Kosmos Raumsonde "Stardust" sammelt Kometenstaub


Der US-Raumfahrtbehörde NASA ist es gelungen, zum ersten Mal den Staub eines Kometen einzufangen. Die Partikel sollen im Januar 2006 in einer Kapsel auf der Erde landen.

Eine Raumsonde der US-Weltraumbehörde NASA ist am Freitag durch die Gaswolke um den Kometen "Wild 2" geflogen, um Staubpartikel aus dem Schweif des Himmelskörpers einzusammeln und zur Erde bringen. Von den Partikeln erhoffen sich die Forscher Aufschluss über den Beginn unseres Sonnensystems.

Riskantes Manöver

Die unbemannte Sonde "Stardust" durchquerte die Gaswolke um 19.44 Uhr MEZ und näherte sich dem Kometen dabei auf eine Entfernung von 230 Kilometern an. Dabei sollte die Sonde auch Nahaufnahmen vom Kern des Kometen machen, der wahrscheinlich einen Durchmesser von rund 5,3 Kilometern hat. Das Manöver galt als riskant, weil die Partikel aus Staub und Steinchen das Raumschiff hätten beschädigen können. Nach ersten Erkenntnissen sei jedoch nichts passiert, teilte die NASA am Freitagabend mit.

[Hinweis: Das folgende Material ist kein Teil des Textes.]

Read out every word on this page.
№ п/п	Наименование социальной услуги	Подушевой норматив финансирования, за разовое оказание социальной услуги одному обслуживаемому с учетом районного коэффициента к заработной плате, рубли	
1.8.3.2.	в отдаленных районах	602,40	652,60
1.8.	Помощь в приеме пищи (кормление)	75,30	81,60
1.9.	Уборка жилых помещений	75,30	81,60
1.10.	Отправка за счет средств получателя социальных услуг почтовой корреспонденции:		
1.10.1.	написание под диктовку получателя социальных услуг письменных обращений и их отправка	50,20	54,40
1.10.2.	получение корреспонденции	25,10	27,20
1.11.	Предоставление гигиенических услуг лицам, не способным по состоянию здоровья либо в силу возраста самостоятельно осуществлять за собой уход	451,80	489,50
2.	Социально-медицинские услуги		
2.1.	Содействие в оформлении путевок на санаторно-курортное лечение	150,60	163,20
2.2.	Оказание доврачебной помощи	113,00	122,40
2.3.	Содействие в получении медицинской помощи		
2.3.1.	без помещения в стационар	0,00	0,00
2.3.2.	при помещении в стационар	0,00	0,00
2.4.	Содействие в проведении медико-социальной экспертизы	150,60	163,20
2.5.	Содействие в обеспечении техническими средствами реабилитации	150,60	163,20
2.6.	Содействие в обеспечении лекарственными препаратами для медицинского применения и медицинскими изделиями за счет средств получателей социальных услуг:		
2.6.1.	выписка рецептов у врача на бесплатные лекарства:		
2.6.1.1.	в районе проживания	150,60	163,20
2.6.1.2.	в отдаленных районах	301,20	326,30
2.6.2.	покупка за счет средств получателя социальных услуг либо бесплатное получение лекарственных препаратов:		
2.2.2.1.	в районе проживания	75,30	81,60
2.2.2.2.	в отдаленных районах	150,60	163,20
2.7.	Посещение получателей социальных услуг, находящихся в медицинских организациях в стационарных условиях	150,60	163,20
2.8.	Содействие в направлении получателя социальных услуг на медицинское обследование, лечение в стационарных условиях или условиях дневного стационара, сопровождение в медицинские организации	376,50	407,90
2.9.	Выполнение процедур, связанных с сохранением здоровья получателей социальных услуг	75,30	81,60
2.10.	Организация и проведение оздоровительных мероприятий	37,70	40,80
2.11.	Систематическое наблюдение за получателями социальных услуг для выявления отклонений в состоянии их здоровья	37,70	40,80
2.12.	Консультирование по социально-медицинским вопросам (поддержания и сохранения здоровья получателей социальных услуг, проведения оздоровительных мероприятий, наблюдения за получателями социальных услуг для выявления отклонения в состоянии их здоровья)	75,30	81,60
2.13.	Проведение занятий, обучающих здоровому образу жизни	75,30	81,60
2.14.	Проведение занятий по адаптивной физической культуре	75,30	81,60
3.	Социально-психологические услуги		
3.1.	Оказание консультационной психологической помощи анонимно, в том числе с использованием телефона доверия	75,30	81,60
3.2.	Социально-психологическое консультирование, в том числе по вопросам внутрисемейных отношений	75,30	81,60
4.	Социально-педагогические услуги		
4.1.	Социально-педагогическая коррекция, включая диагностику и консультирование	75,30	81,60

Hinweise auf Ursprung des Sonnensystems gesucht

"Der Einsatz ist fantastisch verlaufen", sagte der das Experiment im All leitende NASA-Wissenschaftler Don Brownlee am Freitag im kaliformischen Pasadena. "Der Komet hat besser mitgespielt, als wir uns erhofft hatten." Das NASA-Labor zur Erforschung von Strahlantrieben hatte die Sonde "Stardust" (zu deutsch Sternenstaub) in die Koma, die leuchtende Gashülle um den Kometen "Wild 2" gesteuert. Während des achtminütigen Fluges durch die Hülle aus Eis und gefrorenen Gasen kreuzte das Gefährt in der Größe eines Bücherregals den vorläufigen Daten zufolge zwei Strahlen des Kometen. Von den mit einem Spezialnetz eingefangenen Partikeln erhoffen sich die Wissenschaftler Aufschluss über den Ursprung des Sonnensystems und möglicherweise sogar über den Beginn des Lebens auf der Erde.

Erste Bilder eingetroffen

Stunden nach der Begegnung mit dem Kometen erreichte die Wissenschaftler eine Serie von Bildern des Kometenkerns, die ihre Erwartungen bei weitem übertrafen. "Diese Bilder sind besser, als wir uns in unseren wildesten Träumen erhofft haben", sagte der NASA-Wissenschaftler Ray Newburn. "Sie werden uns helfen, die Mechanismen zu verstehen, die die Bedingungen innerhalb der Kometen erzeugen."

Kapsel mit Sternenstaub kommt 2006 an

Die Sonde näherte sich den Angaben zufolge dem Kometenkern bis auf 230 Kilometer an. Die Begegnung fand in einer Entfernung von rund 390 Millionen Kilometer von der Erde statt, für deren Bewältigung die Sonde fünf Jahre gebraucht hatte. Der gesammelte Staub dürfte Partikel enthalten, die der Komet seit seiner Geburt während der Anfänge des Sonnensystems auf seinen Reisen zwischen den Planeten und Sternen ins sich aufgenommen hat. Die Kapsel mit dem Staub wird in zwei Jahren in der Wüste des US-Bundesstaates Utah landen. Die Sonde wird im All bleiben.